I found I thoroughly enjoyed it and I remember saying early on that it was great to be paid for having fun. I still don't want to stop after 10 years.

Part of the job is performing and the other part is researching, so I'm continuously learning as I go along.

I originally worked for 20 hours a week but now it's 15, four mornings a week which is just right. It gives me time to spend at home and with the grandchildren.

I've always said I would work as long as I could continue to make a contribution. I'm not sure how long I'll do it for -- I'm not thinking beyond next year. As long as my health is good, they want me, and my wife can put up with it, then I will continue.

I would say, given the continued improvements in healthcare, the life expectancy will continue to rise and we will live longer and need to support ourselves.

The way I look at it is, to do nothing is one step closer to the grave anyway. Life is for living and for doing and it means when you do take your breaks you've earned them."

Sadie Jefferson (77) is a pharmacy assistant at Gordons Chemist in Portrush. She is a widow and has two grown-up children. She says:

I left school at 14 and started working for JGW Boggs, as it was back then, in 1951. I've never worked anywhere else. The chemist shop has always been in the same spot in the 62 years I've worked here. It did burn down in the 1960s but was rebuilt.

I just continue working because I like it. I worked full-time up to a few years ago. Now I'm down to one day a week and also provide extra cover when they need it. I love the people and the buzz of the place. I know a lot of customers who've been coming in for years.

I do quite a lot of fundraising for the Hospice here in Portrush. Gordons Chemist also support Breast Cancer Month in October so I make a special effort for them. Even though I was away for two weeks in October, I still managed to raise £1,160.

Most people like me being here so no-one tells me I shouldn't be working. I've never thought about stopping working so I haven't made any plans. Gordons have been very good and even gave me a long service award when I had been here for 60 years.

I think what age you should work to depends on the individual and their health. I'm so fortunate I've had good health up to now."

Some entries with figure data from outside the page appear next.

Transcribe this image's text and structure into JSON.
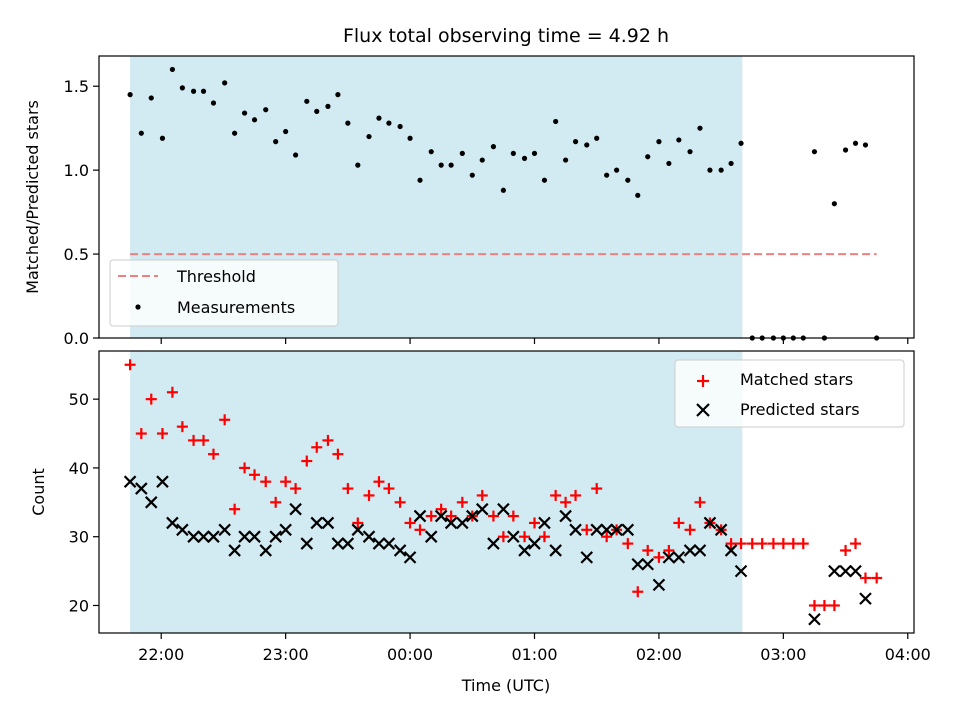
{
  "chart_data": [
    {
      "type": "scatter",
      "title": "Flux total observing time = 4.92 h",
      "xlabel": "",
      "ylabel": "Matched/Predicted stars",
      "x_unit": "hours since 00:00 UTC",
      "xlim": [
        -2.5,
        4.05
      ],
      "ylim": [
        0,
        1.68
      ],
      "yticks": [
        0.0,
        0.5,
        1.0,
        1.5
      ],
      "ytick_labels": [
        "0.0",
        "0.5",
        "1.0",
        "1.5"
      ],
      "shaded_span": {
        "x": [
          -2.25,
          2.67
        ],
        "color": "#add8e6"
      },
      "threshold": {
        "name": "Threshold",
        "value": 0.5,
        "x": [
          -2.25,
          3.75
        ],
        "color": "#f08080"
      },
      "legend_position": "lower-left",
      "series": [
        {
          "name": "Measurements",
          "marker": "dot",
          "color": "#000000",
          "x": [
            -2.25,
            -2.16,
            -2.08,
            -1.99,
            -1.91,
            -1.83,
            -1.74,
            -1.66,
            -1.58,
            -1.49,
            -1.41,
            -1.33,
            -1.25,
            -1.16,
            -1.08,
            -1.0,
            -0.92,
            -0.83,
            -0.75,
            -0.66,
            -0.58,
            -0.5,
            -0.42,
            -0.33,
            -0.25,
            -0.17,
            -0.08,
            0.0,
            0.08,
            0.17,
            0.25,
            0.33,
            0.42,
            0.5,
            0.58,
            0.67,
            0.75,
            0.83,
            0.92,
            1.0,
            1.08,
            1.17,
            1.25,
            1.33,
            1.42,
            1.5,
            1.58,
            1.66,
            1.75,
            1.83,
            1.91,
            2.0,
            2.08,
            2.16,
            2.25,
            2.33,
            2.41,
            2.5,
            2.58,
            2.66,
            2.75,
            2.83,
            2.92,
            3.0,
            3.08,
            3.16,
            3.25,
            3.33,
            3.41,
            3.5,
            3.58,
            3.66,
            3.75
          ],
          "y": [
            1.45,
            1.22,
            1.43,
            1.19,
            1.6,
            1.49,
            1.47,
            1.47,
            1.4,
            1.52,
            1.22,
            1.34,
            1.3,
            1.36,
            1.17,
            1.23,
            1.09,
            1.41,
            1.35,
            1.38,
            1.45,
            1.28,
            1.03,
            1.2,
            1.31,
            1.28,
            1.26,
            1.19,
            0.94,
            1.11,
            1.03,
            1.03,
            1.1,
            0.97,
            1.06,
            1.14,
            0.88,
            1.1,
            1.07,
            1.1,
            0.94,
            1.29,
            1.06,
            1.17,
            1.15,
            1.19,
            0.97,
            1.0,
            0.94,
            0.85,
            1.08,
            1.17,
            1.04,
            1.18,
            1.11,
            1.25,
            1.0,
            1.0,
            1.04,
            1.16,
            0.0,
            0.0,
            0.0,
            0.0,
            0.0,
            0.0,
            1.11,
            0.0,
            0.8,
            1.12,
            1.16,
            1.15,
            0.0
          ]
        }
      ],
      "legend": [
        "Threshold",
        "Measurements"
      ]
    },
    {
      "type": "scatter",
      "xlabel": "Time (UTC)",
      "ylabel": "Count",
      "x_unit": "hours since 00:00 UTC",
      "xlim": [
        -2.5,
        4.05
      ],
      "ylim": [
        16,
        57
      ],
      "xticks": [
        -2,
        -1,
        0,
        1,
        2,
        3,
        4
      ],
      "xtick_labels": [
        "22:00",
        "23:00",
        "00:00",
        "01:00",
        "02:00",
        "03:00",
        "04:00"
      ],
      "yticks": [
        20,
        30,
        40,
        50
      ],
      "ytick_labels": [
        "20",
        "30",
        "40",
        "50"
      ],
      "shaded_span": {
        "x": [
          -2.25,
          2.67
        ],
        "color": "#add8e6"
      },
      "legend_position": "upper-right",
      "series": [
        {
          "name": "Matched stars",
          "marker": "plus",
          "color": "#ff0000",
          "x": [
            -2.25,
            -2.16,
            -2.08,
            -1.99,
            -1.91,
            -1.83,
            -1.74,
            -1.66,
            -1.58,
            -1.49,
            -1.41,
            -1.33,
            -1.25,
            -1.16,
            -1.08,
            -1.0,
            -0.92,
            -0.83,
            -0.75,
            -0.66,
            -0.58,
            -0.5,
            -0.42,
            -0.33,
            -0.25,
            -0.17,
            -0.08,
            0.0,
            0.08,
            0.17,
            0.25,
            0.33,
            0.42,
            0.5,
            0.58,
            0.67,
            0.75,
            0.83,
            0.92,
            1.0,
            1.08,
            1.17,
            1.25,
            1.33,
            1.42,
            1.5,
            1.58,
            1.66,
            1.75,
            1.83,
            1.91,
            2.0,
            2.08,
            2.16,
            2.25,
            2.33,
            2.41,
            2.5,
            2.58,
            2.66,
            2.75,
            2.83,
            2.92,
            3.0,
            3.08,
            3.16,
            3.25,
            3.33,
            3.41,
            3.5,
            3.58,
            3.66,
            3.75
          ],
          "y": [
            55,
            45,
            50,
            45,
            51,
            46,
            44,
            44,
            42,
            47,
            34,
            40,
            39,
            38,
            35,
            38,
            37,
            41,
            43,
            44,
            42,
            37,
            32,
            36,
            38,
            37,
            35,
            32,
            31,
            33,
            34,
            33,
            35,
            33,
            36,
            33,
            30,
            33,
            30,
            32,
            30,
            36,
            35,
            36,
            31,
            37,
            30,
            31,
            29,
            22,
            28,
            27,
            28,
            32,
            31,
            35,
            32,
            31,
            29,
            29,
            29,
            29,
            29,
            29,
            29,
            29,
            20,
            20,
            20,
            28,
            29,
            24,
            24
          ]
        },
        {
          "name": "Predicted stars",
          "marker": "x",
          "color": "#000000",
          "x": [
            -2.25,
            -2.16,
            -2.08,
            -1.99,
            -1.91,
            -1.83,
            -1.74,
            -1.66,
            -1.58,
            -1.49,
            -1.41,
            -1.33,
            -1.25,
            -1.16,
            -1.08,
            -1.0,
            -0.92,
            -0.83,
            -0.75,
            -0.66,
            -0.58,
            -0.5,
            -0.42,
            -0.33,
            -0.25,
            -0.17,
            -0.08,
            0.0,
            0.08,
            0.17,
            0.25,
            0.33,
            0.42,
            0.5,
            0.58,
            0.67,
            0.75,
            0.83,
            0.92,
            1.0,
            1.08,
            1.17,
            1.25,
            1.33,
            1.42,
            1.5,
            1.58,
            1.66,
            1.75,
            1.83,
            1.91,
            2.0,
            2.08,
            2.16,
            2.25,
            2.33,
            2.41,
            2.5,
            2.58,
            2.66,
            3.25,
            3.41,
            3.5,
            3.58,
            3.66
          ],
          "y": [
            38,
            37,
            35,
            38,
            32,
            31,
            30,
            30,
            30,
            31,
            28,
            30,
            30,
            28,
            30,
            31,
            34,
            29,
            32,
            32,
            29,
            29,
            31,
            30,
            29,
            29,
            28,
            27,
            33,
            30,
            33,
            32,
            32,
            33,
            34,
            29,
            34,
            30,
            28,
            29,
            32,
            28,
            33,
            31,
            27,
            31,
            31,
            31,
            31,
            26,
            26,
            23,
            27,
            27,
            28,
            28,
            32,
            31,
            28,
            25,
            18,
            25,
            25,
            25,
            21
          ]
        }
      ],
      "legend": [
        "Matched stars",
        "Predicted stars"
      ]
    }
  ]
}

The show must go on: Stars still shining well into their 70s and beyond

Bruce Forsyth

At the ripe old age of 85 Bruce is still earning a crust presenting Strictly Come Dancing on Saturday nights -- for the Sunday results show however, he hands the reins over to co-star Tess Daly.

Clint Eastwood

He really has done it all, having been a Hollywood star as well as mayor of his home town. Clint has turned to directing and at the age of 82 is preparing to bring Jersey Boys to the big screen.

Anthony Hopkins

The Oscar-winning thespian is still going strong at 75. Following his most famous role as Hannibal Lecter in Silence of the Lambs, Englishman Anthony most recently played the famous director himself in the film Hitchock.

Shirley Maclaine

Hollywood darling Maclaine and sister of Warren Beatty has several books under her belt but aged 79, her acting career shows no signs of flagging with a star role in Downton Abbey.